I thought it was interesting that the article focused on professors when the donations were apparently coming from anyone who listed "education" as their profession. It would have been interesting to see them break it down between school teachers and University people.

I definitely agree with you on the "demeanor" thing, as inconsequential as it may seem. To me, Edwards and Clinton usually just seem to be rattling off pre-determined talking points and not really engaging with the questions and the people asking them in the same way Obama does

by Max Fletcher 2007-08-11 11:00AM | 0 recs
Re: Academic supporters

Gallup has a great breakdown of Obama's favorability by education level. It does not have the exact breakdown you are looking for, but it is interesting.

by souvarine 2007-08-11 11:06AM | 0 recs
Obama has the rare combination of

being smart/intellectual AND naturally charismatic and likeable like a Michael Jordan or a Tiger Woods (to mention two black persons with the same kind of crossover appeal).

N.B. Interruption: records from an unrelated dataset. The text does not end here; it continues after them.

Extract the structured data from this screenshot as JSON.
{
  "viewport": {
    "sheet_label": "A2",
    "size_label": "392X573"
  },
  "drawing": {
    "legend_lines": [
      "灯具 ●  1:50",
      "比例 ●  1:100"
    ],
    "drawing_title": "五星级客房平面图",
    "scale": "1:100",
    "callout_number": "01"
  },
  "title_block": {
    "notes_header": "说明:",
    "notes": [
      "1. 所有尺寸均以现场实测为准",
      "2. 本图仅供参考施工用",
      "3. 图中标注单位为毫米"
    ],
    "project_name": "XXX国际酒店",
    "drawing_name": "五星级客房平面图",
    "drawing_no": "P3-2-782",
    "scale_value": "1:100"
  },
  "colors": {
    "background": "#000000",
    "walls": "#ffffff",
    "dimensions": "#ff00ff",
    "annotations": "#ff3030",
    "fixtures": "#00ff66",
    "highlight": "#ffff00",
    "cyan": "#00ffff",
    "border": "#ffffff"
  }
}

by Populism2008 2007-08-11 12:27PM | 0 recs
Re: Obama has the rare combination of
"intellectual AND naturally charismatic"
I think that explains his appeal to academics a lot. He thinks about things the way we do, so we identify. But he presents himself in a way we can only wish for.
by De Re Rustica 2007-08-11 03:51PM | 0 recs
Now Obama just needs to get a lead -- somewhere

But where?

He is coming close to running  a vanity campaign.